Nice, France: U.S. Defence Secretary Donald Rumsfeld hit a raw nerve when he recently dismissed France and Germany as "old Europe". In Berlin, last Saturday, demonstrators carried the epithet "old Europe" on their signs as a badge of honour. The problem for Washington is that Rumsfeld got it exactly wrong.
What is confounding both the Bush administration and the Blair government in Britain is precisely the emergence of a New Europe with Germany and France at its heart. From a diplomatic standpoint, what is truly novel is the position being taken by Germany. For decades, it has been commonplace for France to pursue its own foreign policy and to take stands counter to those of the United States and Britain. But during those spats, the Federal Republic of Germany has either taken the U.S. side or has lined up somewhere between the Americans and the French.

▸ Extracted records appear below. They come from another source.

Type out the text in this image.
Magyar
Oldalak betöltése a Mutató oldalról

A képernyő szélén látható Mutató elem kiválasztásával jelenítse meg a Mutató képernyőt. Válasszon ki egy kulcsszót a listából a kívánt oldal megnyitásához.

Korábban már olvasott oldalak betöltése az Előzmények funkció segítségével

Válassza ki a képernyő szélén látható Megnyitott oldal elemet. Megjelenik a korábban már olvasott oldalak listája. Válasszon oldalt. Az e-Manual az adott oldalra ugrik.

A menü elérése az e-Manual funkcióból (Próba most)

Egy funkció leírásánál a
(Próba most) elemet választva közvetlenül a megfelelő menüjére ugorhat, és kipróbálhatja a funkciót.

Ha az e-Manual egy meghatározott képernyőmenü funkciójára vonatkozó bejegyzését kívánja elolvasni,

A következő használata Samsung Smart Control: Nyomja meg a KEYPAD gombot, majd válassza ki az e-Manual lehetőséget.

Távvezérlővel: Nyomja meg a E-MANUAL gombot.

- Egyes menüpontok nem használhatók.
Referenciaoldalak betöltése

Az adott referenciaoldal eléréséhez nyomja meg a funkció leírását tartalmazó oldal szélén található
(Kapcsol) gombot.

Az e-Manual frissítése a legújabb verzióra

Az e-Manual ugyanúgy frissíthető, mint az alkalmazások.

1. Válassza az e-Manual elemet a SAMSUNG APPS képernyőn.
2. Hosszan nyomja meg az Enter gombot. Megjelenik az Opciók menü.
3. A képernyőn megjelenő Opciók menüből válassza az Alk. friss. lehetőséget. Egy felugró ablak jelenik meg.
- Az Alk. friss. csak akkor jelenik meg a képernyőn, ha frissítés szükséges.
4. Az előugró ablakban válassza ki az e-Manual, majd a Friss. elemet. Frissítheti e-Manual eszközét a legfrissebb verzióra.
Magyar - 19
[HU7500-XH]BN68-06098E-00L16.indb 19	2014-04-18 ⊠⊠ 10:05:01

What changed this was Chancellor Gerhard Schroeder’s razor thin electoral victory last September on a platform that promised to keep Germany out of a U.S. led war against Iraq. Schroeder’s victory demonstrated that opposing Washington can be popular with the electorate. More importantly, it locked Germany into a position that was even more at odds with the United States than the position taken by France.
This diplomatic revolution at the heart of Europe has immeasurably strengthened the hand being played by French President Jacques Chirac. That accounts for why we have been seeing so much of Chirac’s Gaullist side lately. The French President knows that he has the leaders of the French right, centre and left firmly in his camp in his effort to block a U.S. invasion of Iraq. Moreover, he knows that the overwhelming majority of the French people oppose unilateral U.S. action, as do majorities in Britain, Italy, Spain and other countries that have been backing Bush in the diplomatic standoff. Italy’s Prime Minister Silvio Berlusconi, under pressure from the anti-war position of the Italian people has backed off his pro-American rhetoric and is now saying he will support military action against Iraq only if it has the blessing of the UN.

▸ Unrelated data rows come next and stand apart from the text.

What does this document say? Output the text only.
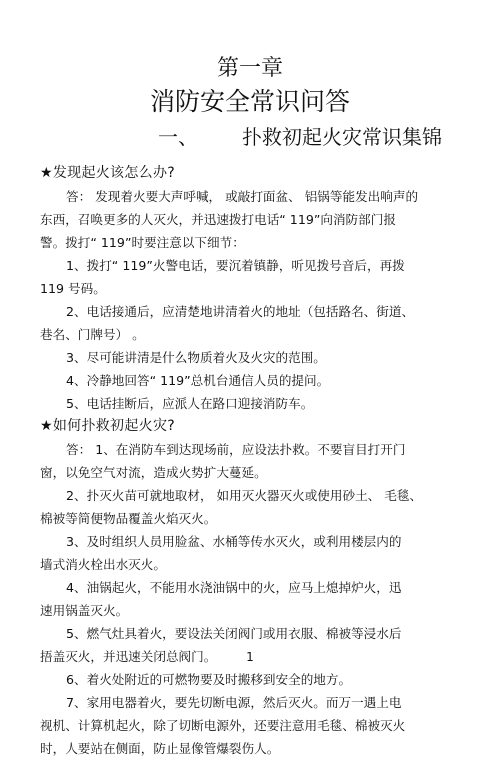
第一章
消防安全常识问答
一、 扑救初起火灾常识集锦
★发现起火该怎么办?
答： 发现着火要大声呼喊， 或敲打面盆、 铝锅等能发出响声的
东西，召唤更多的人灭火，并迅速拨打电话“ 119”向消防部门报
警。拨打“ 119”时要注意以下细节：
1、拨打“ 119”火警电话，要沉着镇静，听见拨号音后，再拨
119 号码。
2、电话接通后，应清楚地讲清着火的地址（包括路名、街道、
巷名、门牌号） 。
3、尽可能讲清是什么物质着火及火灾的范围。
4、冷静地回答“ 119”总机台通信人员的提问。
5、电话挂断后，应派人在路口迎接消防车。
★如何扑救初起火灾?
答： 1、在消防车到达现场前，应设法扑救。不要盲目打开门
窗，以免空气对流，造成火势扩大蔓延。
2、扑灭火苗可就地取材， 如用灭火器灭火或使用砂土、 毛毯、
棉被等简便物品覆盖火焰灭火。
3、及时组织人员用脸盆、水桶等传水灭火，或利用楼层内的
墙式消火栓出水灭火。
4、油锅起火，不能用水浇油锅中的火，应马上熄掉炉火，迅
速用锅盖灭火。
5、燃气灶具着火，要设法关闭阀门或用衣服、棉被等浸水后
捂盖灭火，并迅速关闭总阀门。
6、着火处附近的可燃物要及时搬移到安全的地方。
7、家用电器着火，要先切断电源，然后灭火。而万一遇上电
视机、计算机起火，除了切断电源外，还要注意用毛毯、棉被灭火
时，人要站在侧面，防止显像管爆裂伤人。
1
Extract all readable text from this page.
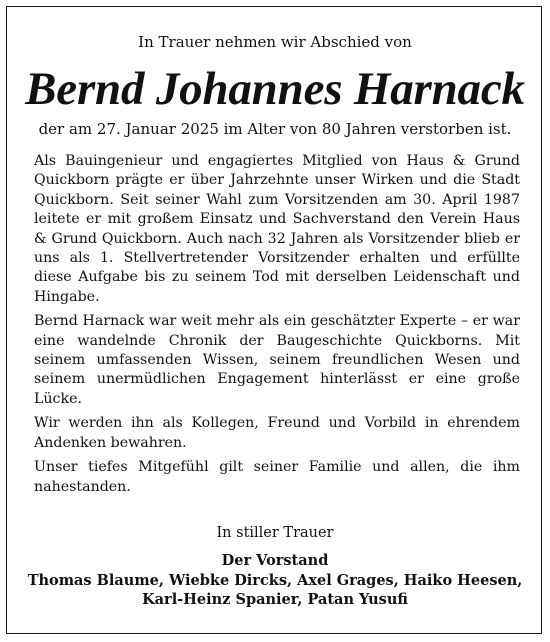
In Trauer nehmen wir Abschied von
Bernd Johannes Harnack
der am 27. Januar 2025 im Alter von 80 Jahren verstorben ist.

Als Bauingenieur und engagiertes Mitglied von Haus & Grund Quickborn prägte er über Jahrzehnte unser Wirken und die Stadt Quickborn. Seit seiner Wahl zum Vorsitzenden am 30. April 1987 leitete er mit großem Einsatz und Sachverstand den Verein Haus & Grund Quickborn. Auch nach 32 Jahren als Vorsitzender blieb er uns als 1. Stellvertretender Vorsitzender erhalten und erfüllte diese Aufgabe bis zu seinem Tod mit derselben Leidenschaft und Hingabe.

Bernd Harnack war weit mehr als ein geschätzter Experte – er war eine wandelnde Chronik der Baugeschichte Quickborns. Mit seinem umfassenden Wissen, seinem freundlichen Wesen und seinem unermüdlichen Engagement hinterlässt er eine große Lücke.

Wir werden ihn als Kollegen, Freund und Vorbild in ehrendem Andenken bewahren.

Unser tiefes Mitgefühl gilt seiner Familie und allen, die ihm nahestanden.

In stiller Trauer
Der Vorstand
Thomas Blaume, Wiebke Dircks, Axel Grages, Haiko Heesen,
Karl-Heinz Spanier, Patan Yusufi
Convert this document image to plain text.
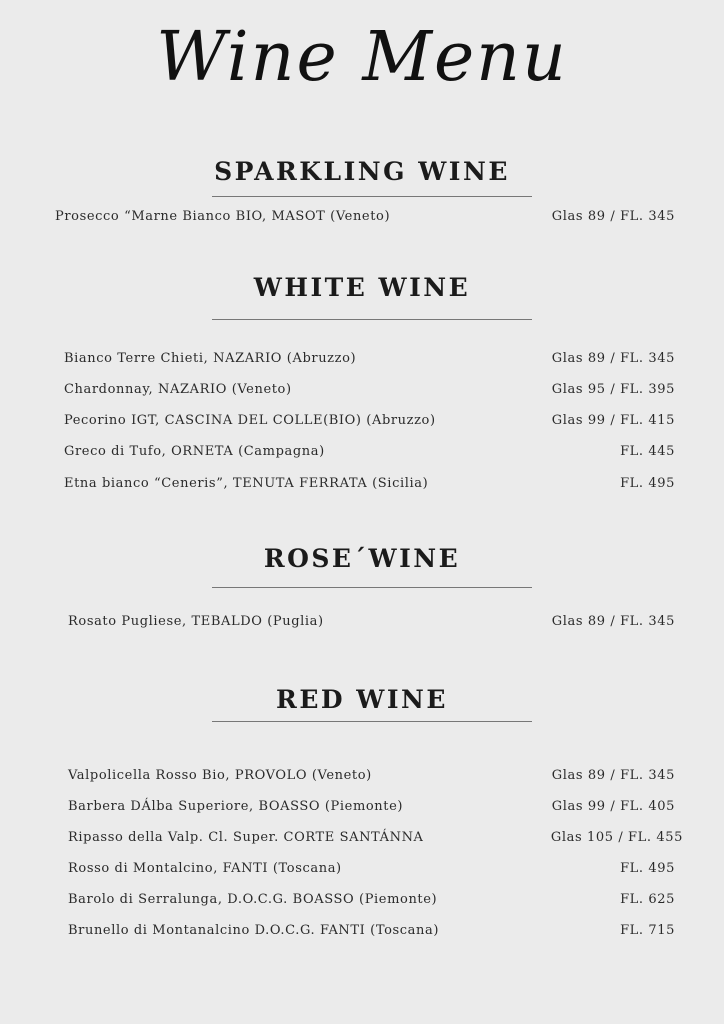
Wine Menu
SPARKLING WINE
Prosecco “Marne Bianco BIO, MASOT (Veneto)	Glas 89 / FL. 345
WHITE WINE
Bianco Terre Chieti, NAZARIO (Abruzzo)	Glas 89 / FL. 345
Chardonnay, NAZARIO (Veneto)	Glas 95 / FL. 395
Pecorino IGT, CASCINA DEL COLLE(BIO) (Abruzzo)	Glas 99 / FL. 415
Greco di Tufo, ORNETA (Campagna)	FL. 445
Etna bianco “Ceneris”, TENUTA FERRATA (Sicilia)	FL. 495
ROSE´WINE
Rosato Pugliese, TEBALDO (Puglia)	Glas 89 / FL. 345
RED WINE
Valpolicella Rosso Bio, PROVOLO (Veneto)	Glas 89 / FL. 345
Barbera DÁlba Superiore, BOASSO (Piemonte)	Glas 99 / FL. 405
Ripasso della Valp. Cl. Super. CORTE SANTÁNNA	Glas 105 / FL. 455
Rosso di Montalcino, FANTI (Toscana)	FL. 495
Barolo di Serralunga, D.O.C.G. BOASSO (Piemonte)	FL. 625
Brunello di Montanalcino D.O.C.G. FANTI (Toscana)	FL. 715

Despite Rumsfeld’s bluster about old Europe, Germany and France constitute the engine of the European Union and of its currency, the Euro. With Germany lined up so that it has to oppose Washington on Iraq, France now speaks for much more than itself as a permanent member of the United Nations Security Council. With Germany behind it, France becomes a genuine great power, much more able to wield the threat to use it veto than in the past.
The spectacle of European toughness has driven some American analysts into paroxysms of incomprehension. "France, as they say in kindergarten," spluttered New York Times columnist Thomas L. Friedman in a recent article, "does not play well with others." He was missing the point that playing on the same team as Germany in a squabble with Washington has made France much more formidable.

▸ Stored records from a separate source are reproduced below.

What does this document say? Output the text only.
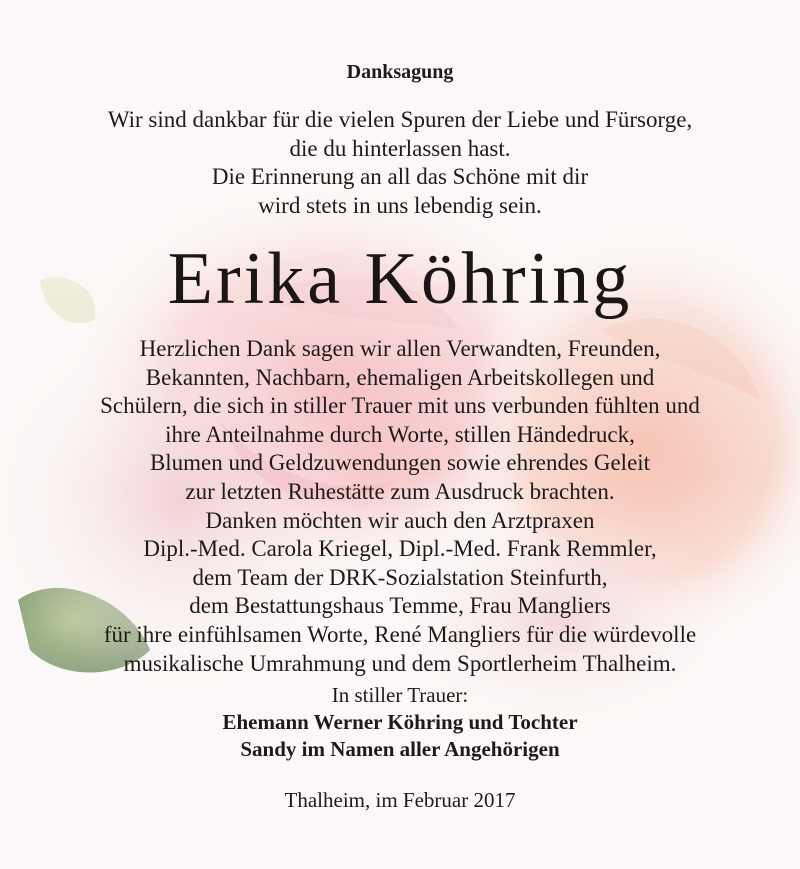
Danksagung
Wir sind dankbar für die vielen Spuren der Liebe und Fürsorge,
die du hinterlassen hast.
Die Erinnerung an all das Schöne mit dir
wird stets in uns lebendig sein.
Erika Köhring
Herzlichen Dank sagen wir allen Verwandten, Freunden,
Bekannten, Nachbarn, ehemaligen Arbeitskollegen und
Schülern, die sich in stiller Trauer mit uns verbunden fühlten und
ihre Anteilnahme durch Worte, stillen Händedruck,
Blumen und Geldzuwendungen sowie ehrendes Geleit
zur letzten Ruhestätte zum Ausdruck brachten.
Danken möchten wir auch den Arztpraxen
Dipl.-Med. Carola Kriegel, Dipl.-Med. Frank Remmler,
dem Team der DRK-Sozialstation Steinfurth,
dem Bestattungshaus Temme, Frau Mangliers
für ihre einfühlsamen Worte, René Mangliers für die würdevolle
musikalische Umrahmung und dem Sportlerheim Thalheim.
In stiller Trauer:
Ehemann Werner Köhring und Tochter
Sandy im Namen aller Angehörigen
Thalheim, im Februar 2017
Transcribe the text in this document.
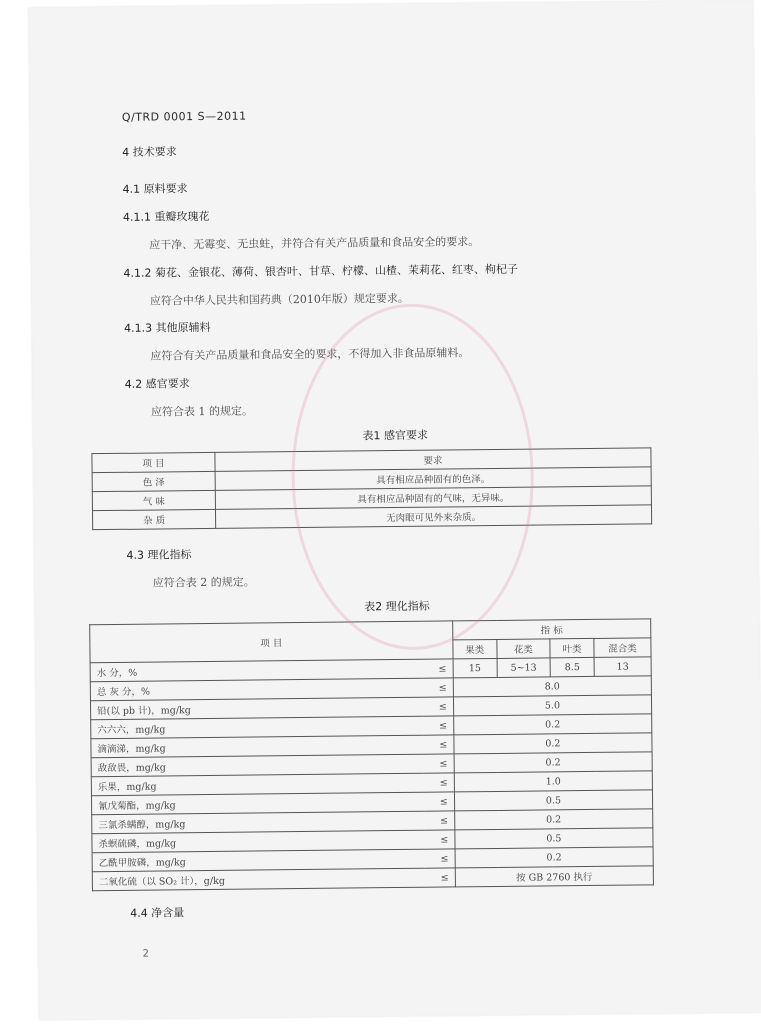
Q/TRD 0001 S—2011
4 技术要求
4.1 原料要求
4.1.1 重瓣玫瑰花
应干净、无霉变、无虫蛀，并符合有关产品质量和食品安全的要求。
4.1.2 菊花、金银花、薄荷、银杏叶、甘草、柠檬、山楂、茉莉花、红枣、枸杞子
应符合中华人民共和国药典（2010年版）规定要求。
4.1.3 其他原辅料
应符合有关产品质量和食品安全的要求，不得加入非食品原辅料。
4.2 感官要求
应符合表 1 的规定。
表1 感官要求
项 目	要求
色 泽	具有相应品种固有的色泽。
气 味	具有相应品种固有的气味，无异味。
杂 质	无肉眼可见外来杂质。
4.3 理化指标
应符合表 2 的规定。
表2 理化指标
项 目		指 标			
		果类	花类	叶类	混合类
水 分，%	≤	15	5~13	8.5	13
总 灰 分，%	≤	8.0			
铅(以 pb 计)，mg/kg	≤	5.0			
六六六，mg/kg	≤	0.2			
滴滴涕，mg/kg	≤	0.2			
敌敌畏，mg/kg	≤	0.2			
乐果，mg/kg	≤	1.0			
氰戊菊酯，mg/kg	≤	0.5			
三氯杀螨醇，mg/kg	≤	0.2			
杀螟硫磷，mg/kg	≤	0.5			
乙酰甲胺磷，mg/kg	≤	0.2			
二氧化硫（以 SO₂ 计），g/kg	≤	按 GB 2760 执行			
4.4 净含量
2
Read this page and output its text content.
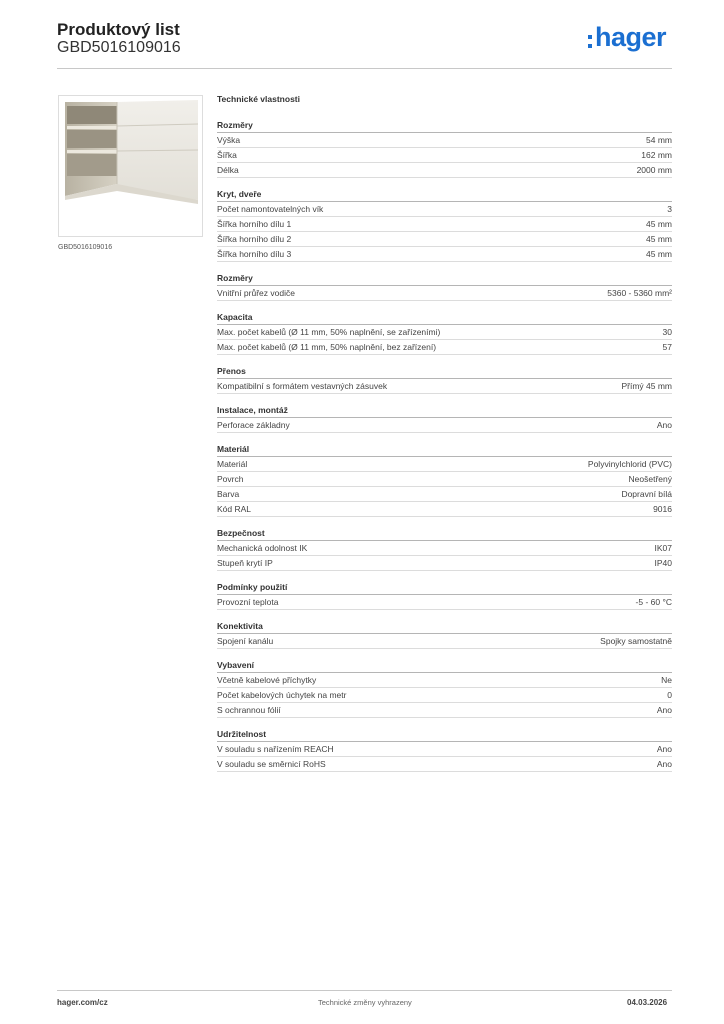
Produktový list
GBD5016109016	hager
GBD5016109016
Technické vlastnosti
Rozměry
Výška	54 mm
Šířka	162 mm
Délka	2000 mm
Kryt, dveře
Počet namontovatelných vík	3
Šířka horního dílu 1	45 mm
Šířka horního dílu 2	45 mm
Šířka horního dílu 3	45 mm
Rozměry
Vnitřní průřez vodiče	5360 - 5360 mm²
Kapacita
Max. počet kabelů (Ø 11 mm, 50% naplnění, se zařízeními)	30
Max. počet kabelů (Ø 11 mm, 50% naplnění, bez zařízení)	57
Přenos
Kompatibilní s formátem vestavných zásuvek	Přímý 45 mm
Instalace, montáž
Perforace základny	Ano
Materiál
Materiál	Polyvinylchlorid (PVC)
Povrch	Neošetřený
Barva	Dopravní bílá
Kód RAL	9016
Bezpečnost
Mechanická odolnost IK	IK07
Stupeň krytí IP	IP40
Podmínky použití
Provozní teplota	-5 - 60 °C
Konektivita
Spojení kanálu	Spojky samostatně
Vybavení
Včetně kabelové příchytky	Ne
Počet kabelových úchytek na metr	0
S ochrannou fólií	Ano
Udržitelnost
V souladu s nařízením REACH	Ano
V souladu se směrnicí RoHS	Ano
hager.com/cz	Technické změny vyhrazeny	04.03.2026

The politician whose neck really is on the chopping block is Tony Blair, George W. Bush’s one indispensable foreign ally. Most of the active members of Britain’s governing Labour Party strongly dissent from Blair’s position at Bush’s side on Iraq. Blair lightly dismissed the significance of the demonstration by one million people in London in opposition to his Iraq policy. What he must fear though is the possibility of a parliamentary revolt from within his own party. If Blair were to side with Bush in an attack on Iraq, not authorized by the UN, he could face a non-confidence motion in the British House of Commons. Considering that his position is so much at odds with his country’s public opinion, Blair could even be forced out of office. Don’t forget that in 1990 in a spat over Europe, British Tories pushed out Margaret Thatcher although she headed a majority government at the time.
However the current diplomatic standoff turns out, the lesson of the past five decades is that when France and Germany stand together, they ultimately get their way inside Europe. The British, on the other hand, usually bet on the horse that loses.
It is likely that George W. Bush has committed himself so completely to an assault on Iraq that he will not reverse course, allies or no allies. Europe’s diplomatic revolution, however, could mean that Bush’s much touted "coalition of the willing" could amount to the United States and few others.